No candidate won a majority in the April 2023 Colorado Springs mayoral election, prompting a runoff between independent Yemi Mobolade, a Black Nigerian immigrant, and former Republican Secretary of State Wayne Williams, who is white.

To generate support for Mobolade ahead of the vote, prosecutors say Derrick Bernard Jr., 35, and Ashley Blackcloud, 40, staged a hate crime hoax on April 23, 2023. The political stunt involved sending local media footage and photos of a cross burning in Colorado Springs beside a campaign sign defaced to call then-candidate Mobolade a racial slur.

With 58% of the vote, Mobolade ultimately won, becoming the first Black mayor of Colorado Springs. It's unclear whether he was involved in the plan, but according to prosecutors, Bernard told him in a Facebook message, “I’m mobilizing my squadron in defense and for the final push. Black ops style big brother. The klan cannot be allowed to run this city again.”

In a November 2024 grand jury indictment, prosecutors quoted messages between the defendants coordinating and congratulating each other on the media stunt. On his Facebook account, Bernard had vowed to “drown” the person responsible for burning the cross.

Federal prosecutors charged Bernard and Blackcloud each with one count of conspiracy to defraud the U.S. and one count of interstate intimidation using fire. Combined, the crimes carry a sentence of up to 15 years in prison.
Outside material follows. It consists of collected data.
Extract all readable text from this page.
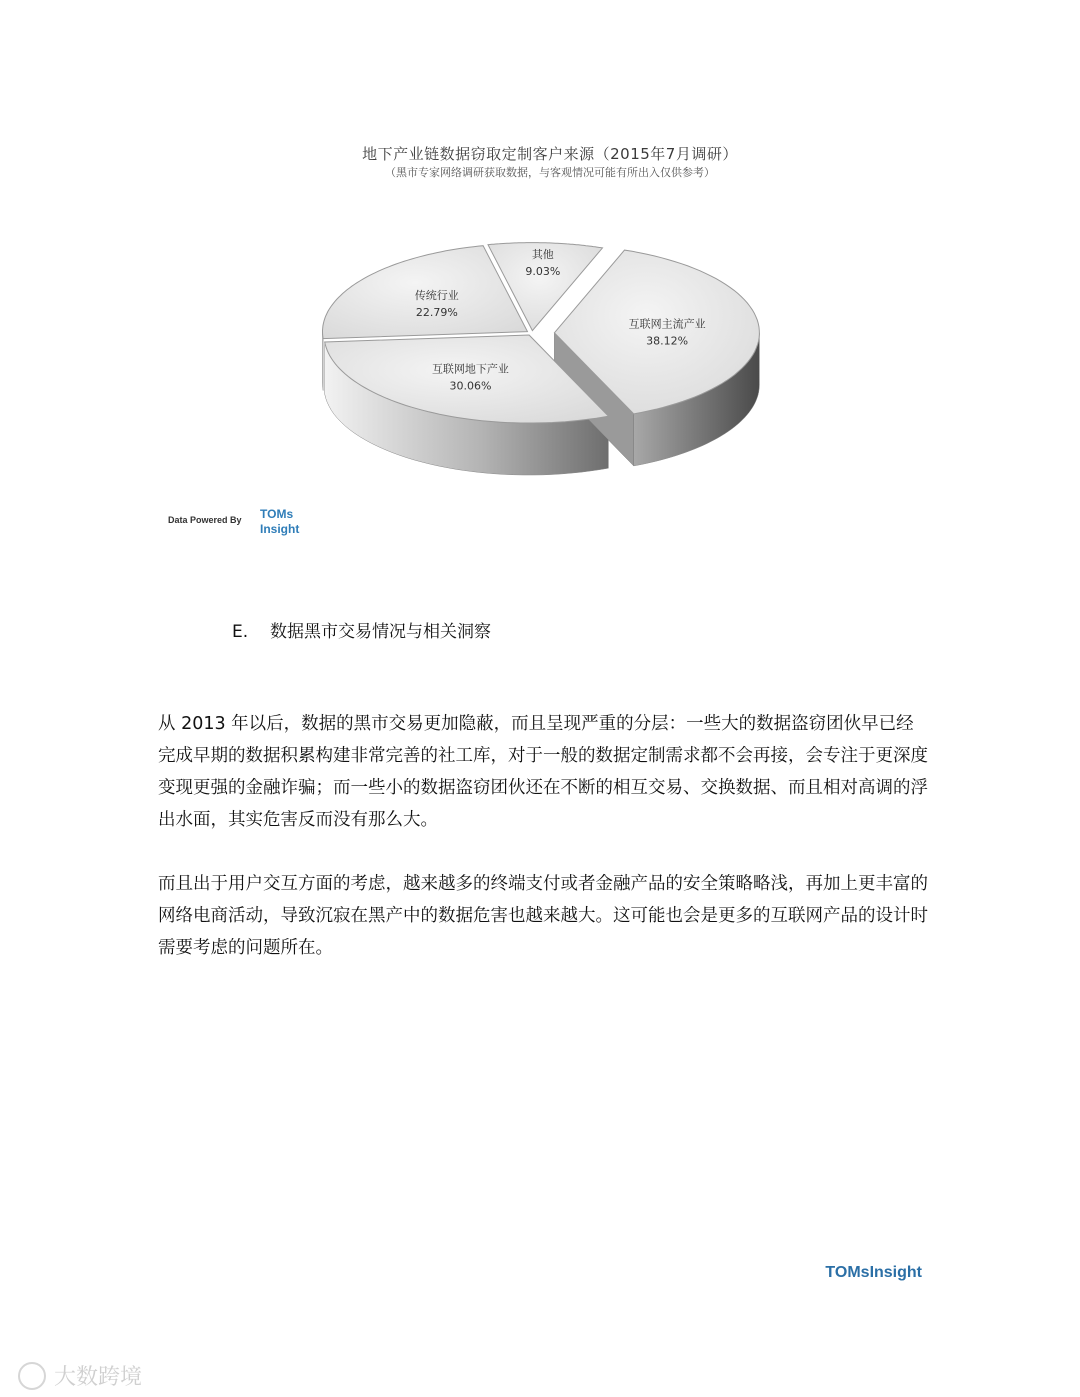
地下产业链数据窃取定制客户来源（2015年7月调研）
（黑市专家网络调研获取数据，与客观情况可能有所出入仅供参考）
互联网主流产业
38.12%
互联网地下产业
30.06%
传统行业
22.79%
其他
9.03%
Data Powered By TOMs
Insight
E. 数据黑市交易情况与相关洞察

从 2013 年以后，数据的黑市交易更加隐蔽，而且呈现严重的分层：一些大的数据盗窃团伙早已经完成早期的数据积累构建非常完善的社工库，对于一般的数据定制需求都不会再接，会专注于更深度变现更强的金融诈骗；而一些小的数据盗窃团伙还在不断的相互交易、交换数据、而且相对高调的浮出水面，其实危害反而没有那么大。

而且出于用户交互方面的考虑，越来越多的终端支付或者金融产品的安全策略略浅，再加上更丰富的网络电商活动，导致沉寂在黑产中的数据危害也越来越大。这可能也会是更多的互联网产品的设计时需要考虑的问题所在。

TOMsInsight
大数跨境
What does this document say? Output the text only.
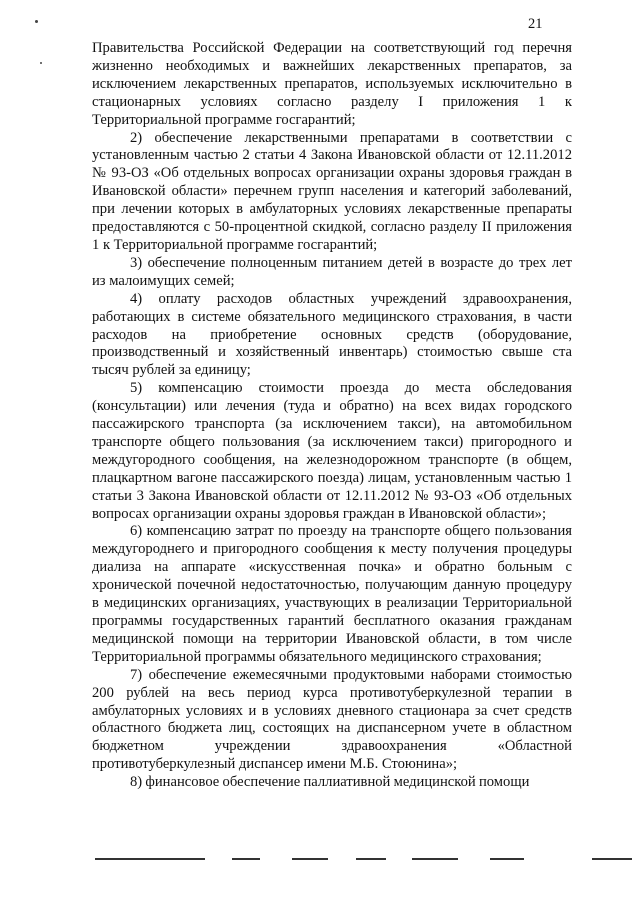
21

Правительства Российской Федерации на соответствующий год перечня жизненно необходимых и важнейших лекарственных препаратов, за исключением лекарственных препаратов, используемых исключительно в стационарных условиях согласно разделу I приложения 1 к Территориальной программе госгарантий;

2) обеспечение лекарственными препаратами в соответствии с установленным частью 2 статьи 4 Закона Ивановской области от 12.11.2012 № 93-ОЗ «Об отдельных вопросах организации охраны здоровья граждан в Ивановской области» перечнем групп населения и категорий заболеваний, при лечении которых в амбулаторных условиях лекарственные препараты предоставляются с 50-процентной скидкой, согласно разделу II приложения 1 к Территориальной программе госгарантий;

3) обеспечение полноценным питанием детей в возрасте до трех лет из малоимущих семей;

4) оплату расходов областных учреждений здравоохранения, работающих в системе обязательного медицинского страхования, в части расходов на приобретение основных средств (оборудование, производственный и хозяйственный инвентарь) стоимостью свыше ста тысяч рублей за единицу;

5) компенсацию стоимости проезда до места обследования (консультации) или лечения (туда и обратно) на всех видах городского пассажирского транспорта (за исключением такси), на автомобильном транспорте общего пользования (за исключением такси) пригородного и междугородного сообщения, на железнодорожном транспорте (в общем, плацкартном вагоне пассажирского поезда) лицам, установленным частью 1 статьи 3 Закона Ивановской области от 12.11.2012 № 93-ОЗ «Об отдельных вопросах организации охраны здоровья граждан в Ивановской области»;

6) компенсацию затрат по проезду на транспорте общего пользования междугороднего и пригородного сообщения к месту получения процедуры диализа на аппарате «искусственная почка» и обратно больным с хронической почечной недостаточностью, получающим данную процедуру в медицинских организациях, участвующих в реализации Территориальной программы государственных гарантий бесплатного оказания гражданам медицинской помощи на территории Ивановской области, в том числе Территориальной программы обязательного медицинского страхования;

7) обеспечение ежемесячными продуктовыми наборами стоимостью 200 рублей на весь период курса противотуберкулезной терапии в амбулаторных условиях и в условиях дневного стационара за счет средств областного бюджета лиц, состоящих на диспансерном учете в областном бюджетном учреждении здравоохранения «Областной противотуберкулезный диспансер имени М.Б. Стоюнина»;

8) финансовое обеспечение паллиативной медицинской помощи
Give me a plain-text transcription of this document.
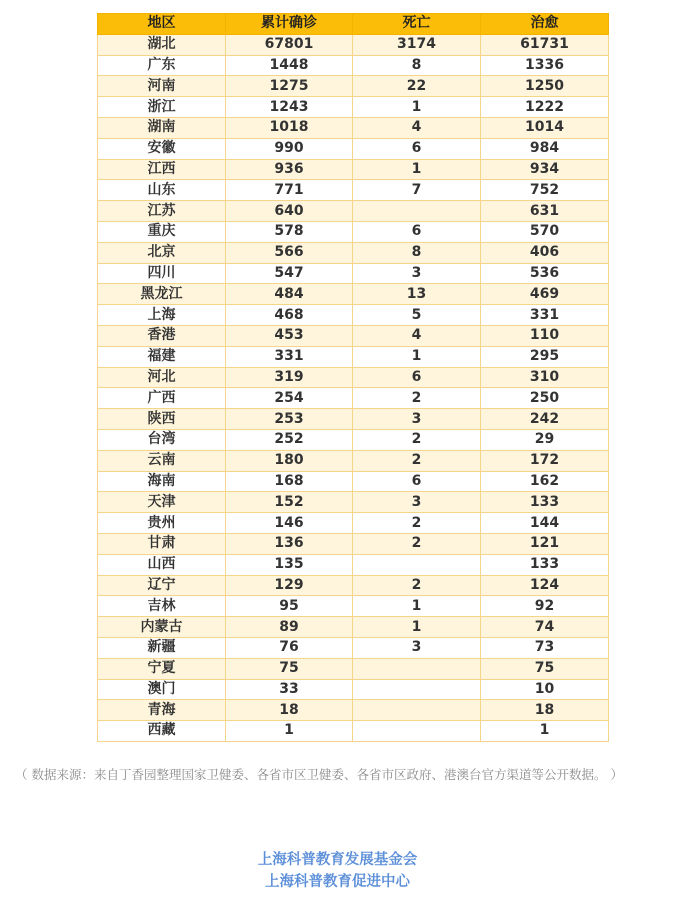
地区	累计确诊	死亡	治愈
湖北	67801	3174	61731
广东	1448	8	1336
河南	1275	22	1250
浙江	1243	1	1222
湖南	1018	4	1014
安徽	990	6	984
江西	936	1	934
山东	771	7	752
江苏	640		631
重庆	578	6	570
北京	566	8	406
四川	547	3	536
黑龙江	484	13	469
上海	468	5	331
香港	453	4	110
福建	331	1	295
河北	319	6	310
广西	254	2	250
陕西	253	3	242
台湾	252	2	29
云南	180	2	172
海南	168	6	162
天津	152	3	133
贵州	146	2	144
甘肃	136	2	121
山西	135		133
辽宁	129	2	124
吉林	95	1	92
内蒙古	89	1	74
新疆	76	3	73
宁夏	75		75
澳门	33		10
青海	18		18
西藏	1		1
（ 数据来源：来自丁香园整理国家卫健委、各省市区卫健委、各省市区政府、港澳台官方渠道等公开数据。 ）
上海科普教育发展基金会
上海科普教育促进中心
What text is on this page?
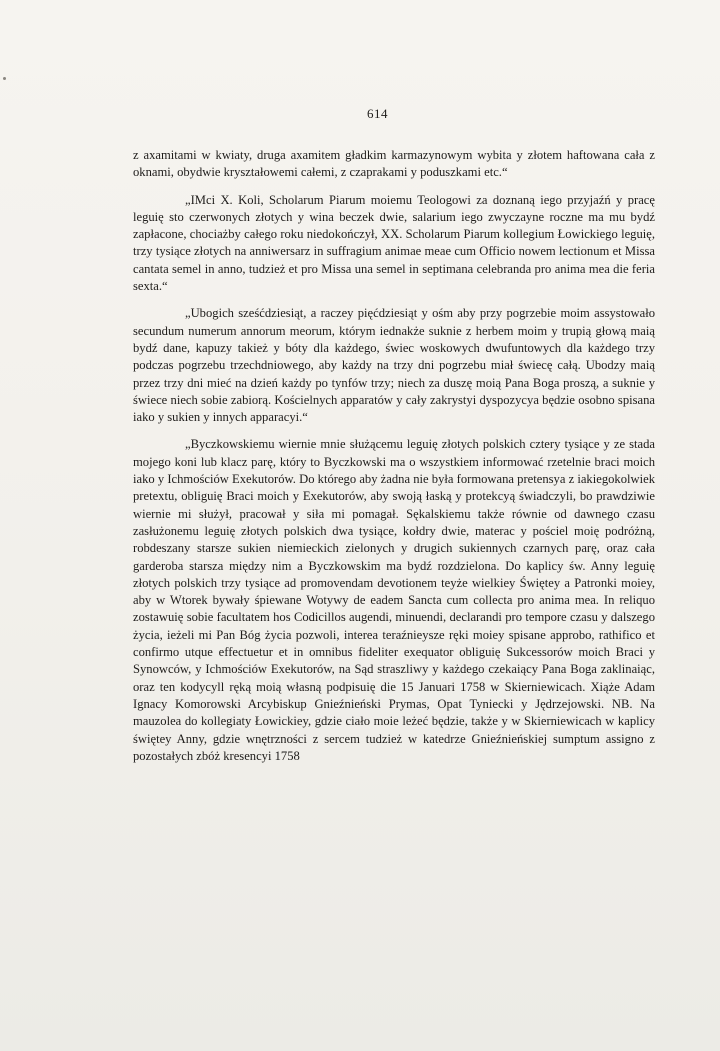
614

z axamitami w kwiaty, druga axamitem gładkim karmazynowym wybita y złotem haftowana cała z oknami, obydwie kryształowemi całemi, z czaprakami y poduszkami etc.“

„IMci X. Koli, Scholarum Piarum moiemu Teologowi za doznaną iego przyjaźń y pracę leguię sto czerwonych złotych y wina beczek dwie, salarium iego zwyczayne roczne ma mu bydź zapłacone, chociażby całego roku niedokończył, XX. Scholarum Piarum kollegium Łowickiego leguię, trzy tysiące złotych na anniwersarz in suffragium animae meae cum Officio nowem lectionum et Missa cantata semel in anno, tudzież et pro Missa una semel in septimana celebranda pro anima mea die feria sexta.“

„Ubogich sześćdziesiąt, a raczey pięćdziesiąt y ośm aby przy pogrzebie moim assystowało secundum numerum annorum meorum, którym iednakże suknie z herbem moim y trupią głową maią bydź dane, kapuzy takież y bóty dla każdego, świec woskowych dwufuntowych dla każdego trzy podczas pogrzebu trzechdniowego, aby każdy na trzy dni pogrzebu miał świecę całą. Ubodzy maią przez trzy dni mieć na dzień każdy po tynfów trzy; niech za duszę moią Pana Boga proszą, a suknie y świece niech sobie zabiorą. Kościelnych apparatów y cały zakrystyi dyspozycya będzie osobno spisana iako y sukien y innych apparacyi.“

„Byczkowskiemu wiernie mnie służącemu leguię złotych polskich cztery tysiące y ze stada mojego koni lub klacz parę, który to Byczkowski ma o wszystkiem informować rzetelnie braci moich iako y Ichmościów Exekutorów. Do którego aby żadna nie była formowana pretensya z iakiegokolwiek pretextu, obliguię Braci moich y Exekutorów, aby swoją łaską y protekcyą świadczyli, bo prawdziwie wiernie mi służył, pracował y siła mi pomagał. Sękalskiemu także równie od dawnego czasu zasłużonemu leguię złotych polskich dwa tysiące, kołdry dwie, materac y pościel moię podróżną, robdeszany starsze sukien niemieckich zielonych y drugich sukiennych czarnych parę, oraz cała garderoba starsza między nim a Byczkowskim ma bydź rozdzielona. Do kaplicy św. Anny leguię złotych polskich trzy tysiące ad promovendam devotionem teyże wielkiey Świętey a Patronki moiey, aby w Wtorek bywały śpiewane Wotywy de eadem Sancta cum collecta pro anima mea. In reliquo zostawuię sobie facultatem hos Codicillos augendi, minuendi, declarandi pro tempore czasu y dalszego życia, ieżeli mi Pan Bóg życia pozwoli, interea teraźnieysze ręki moiey spisane approbo, rathifico et confirmo utque effectuetur et in omnibus fideliter exequator obliguię Sukcessorów moich Braci y Synowców, y Ichmościów Exekutorów, na Sąd straszliwy y każdego czekaiący Pana Boga zaklinaiąc, oraz ten kodycyll ręką moią własną podpisuię die 15 Januari 1758 w Skierniewicach. Xiąże Adam Ignacy Komorowski Arcybiskup Gnieźnieński Prymas, Opat Tyniecki y Jędrzejowski. NB. Na mauzolea do kollegiaty Łowickiey, gdzie ciało moie leżeć będzie, także y w Skierniewicach w kaplicy świętey Anny, gdzie wnętrzności z sercem tudzież w katedrze Gnieźnieńskiej sumptum assigno z pozostałych zbóż kresencyi 1758
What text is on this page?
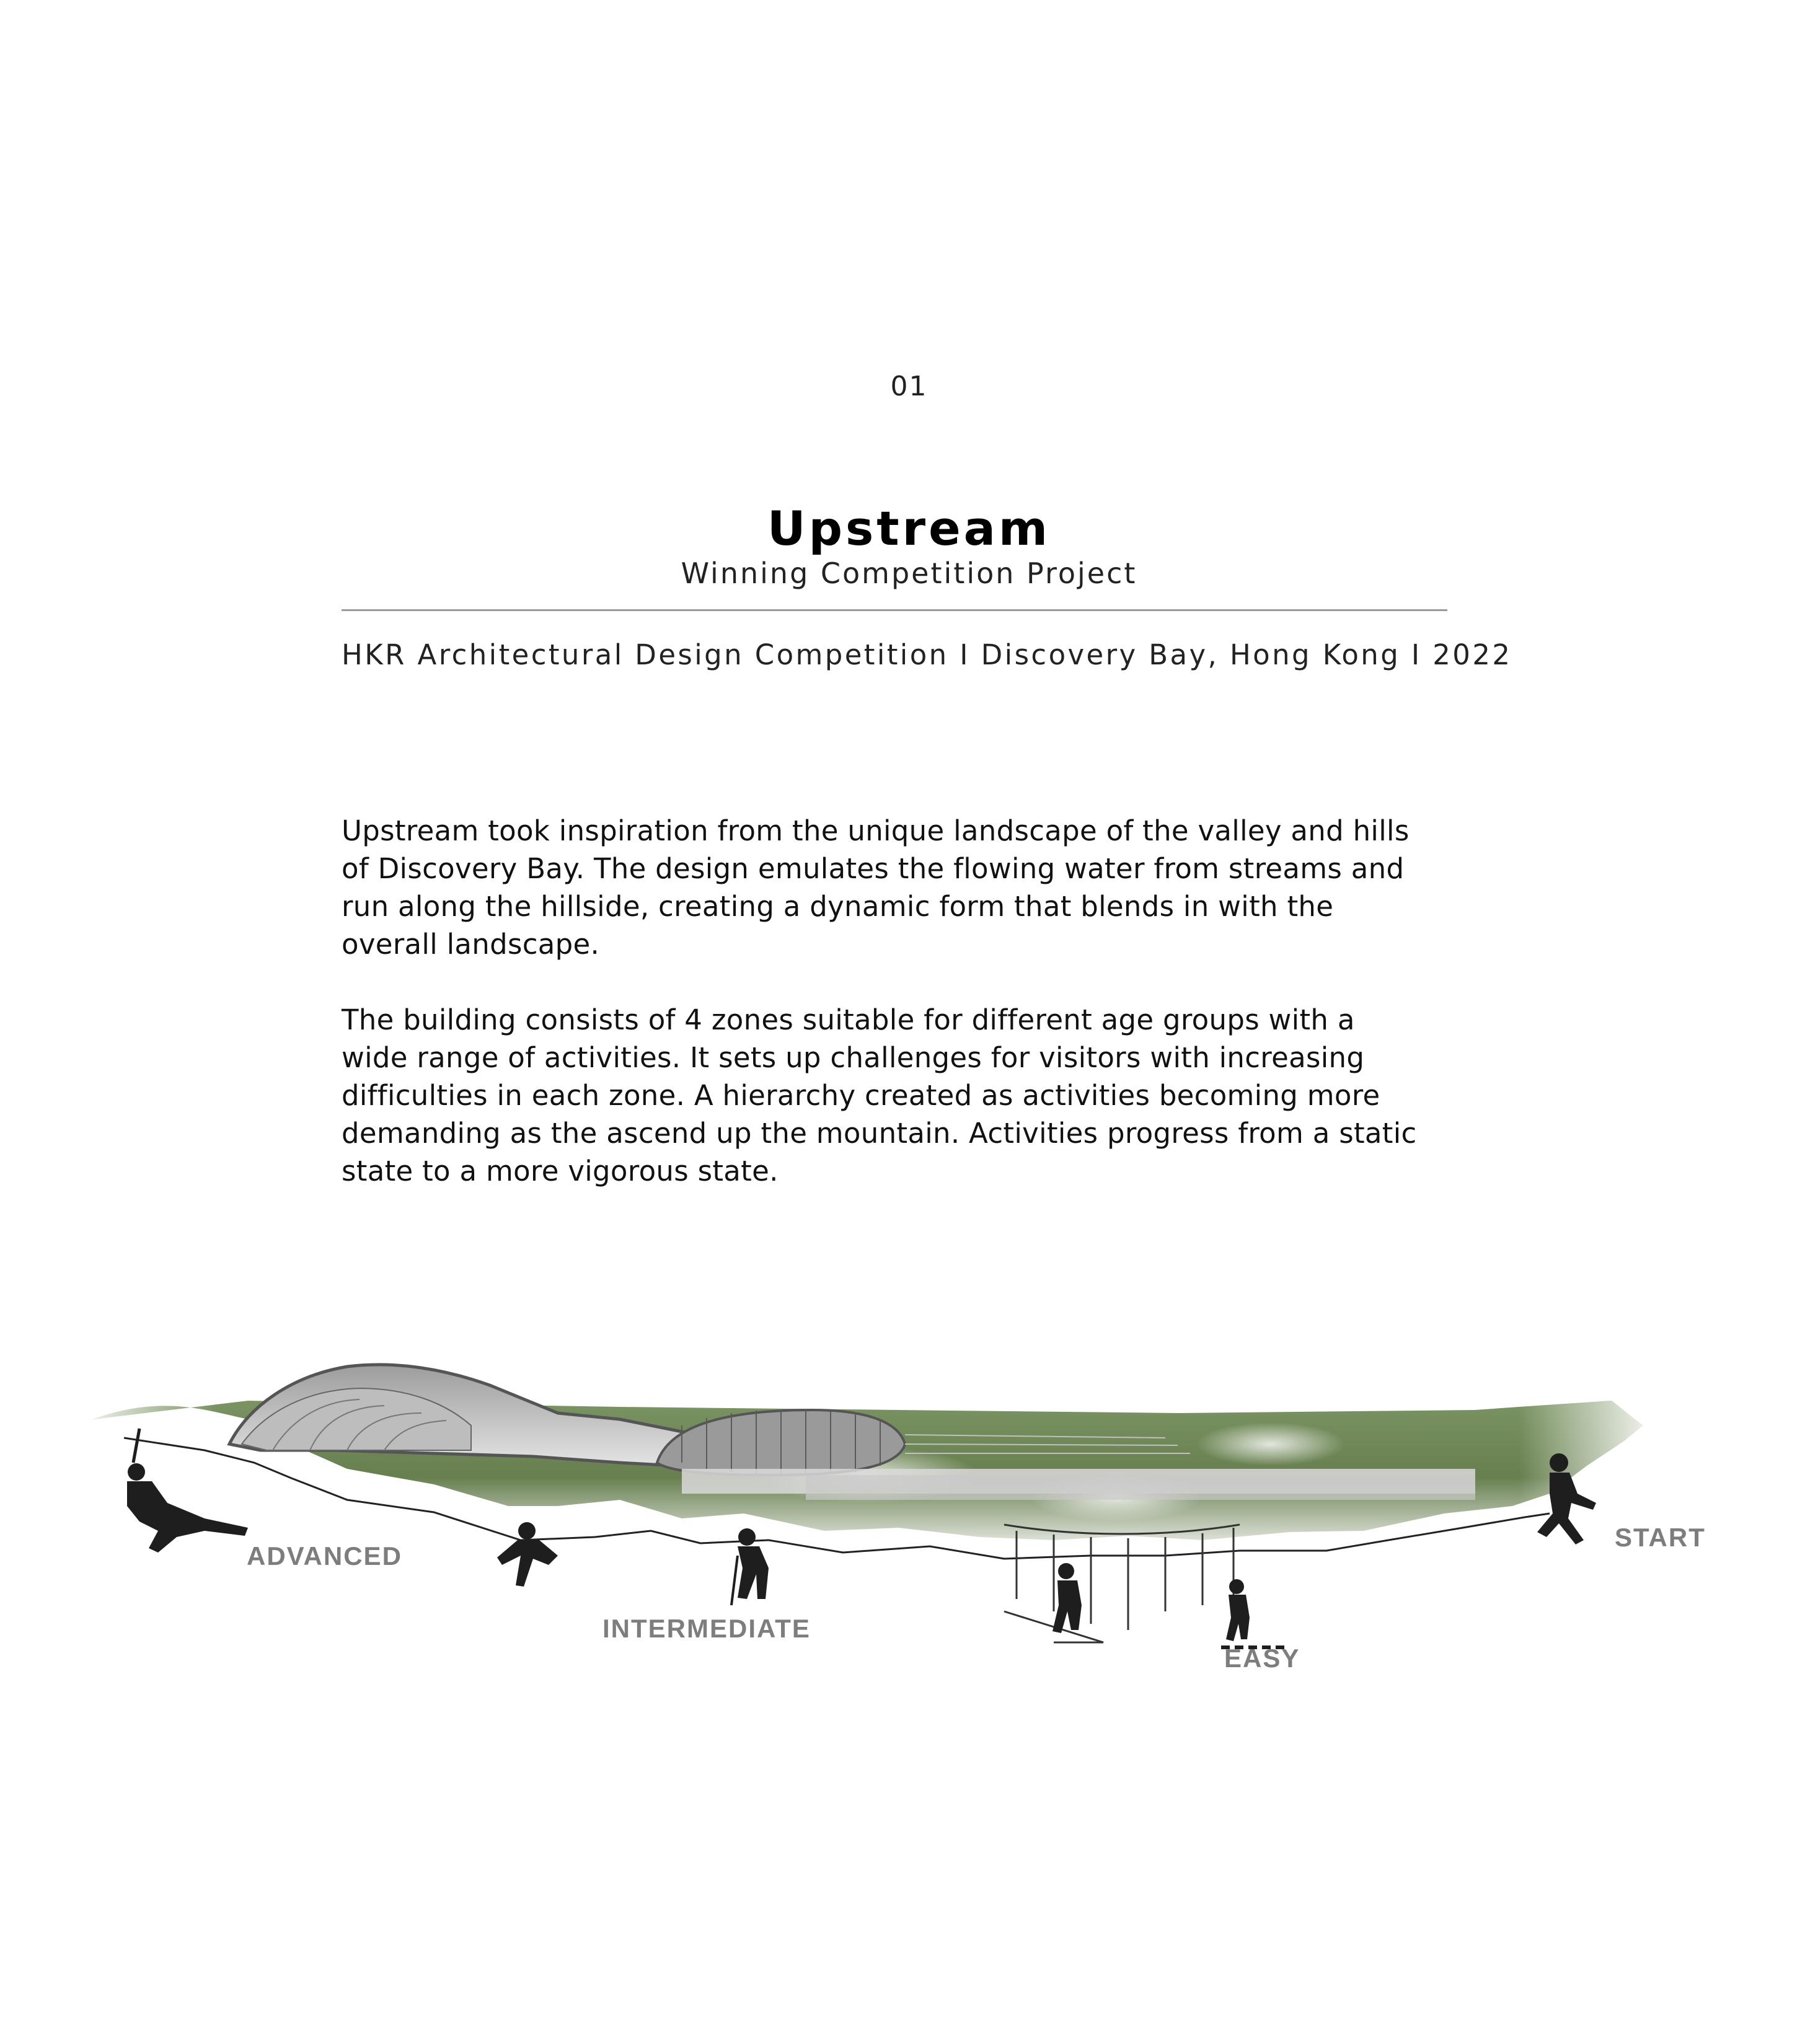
01
Upstream
Winning Competition Project
HKR Architectural Design Competition I Discovery Bay, Hong Kong I 2022
Upstream took inspiration from the unique landscape of the valley and hills
of Discovery Bay. The design emulates the flowing water from streams and
run along the hillside, creating a dynamic form that blends in with the
overall landscape.
The building consists of 4 zones suitable for different age groups with a
wide range of activities. It sets up challenges for visitors with increasing
difficulties in each zone. A hierarchy created as activities becoming more
demanding as the ascend up the mountain. Activities progress from a static
state to a more vigorous state.
ADVANCED
INTERMEDIATE
EASY
START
A third person, Crystal West, pleaded guilty to a single charge of conspiracy in March and is scheduled to be sentenced in June.

In separate motions to dismiss, Bernard and Blackcloud argued their message was protected political speech rather than a true threat and that the law prohibiting fire intimidation is meant to be applied against bomb threats, not cross burnings.

"A cross burning is not a bomb threat nor is it an arson threat. It is a symbolic burning of one’s own property," wrote Blackcloud's attorney, Britt Cobb of Denver, in her Feb. 5 motion to dismiss.

Neither Cobb nor Bernard's attorney, Tyrone Glover, immediately responded to an inquiry for comment.

“Defendants argue that they did not intend to threaten candidate 1 but instead intended to support his campaign,” Rodriguez wrote. Since context separates protected free speech from a true threat, the Joe Biden appointee concluded that “it is up to the jury to determine whether the cross burning was a true threat or merely political speech.”

Bernard and Blackcloud are scheduled for a five-day jury trial starting May 19.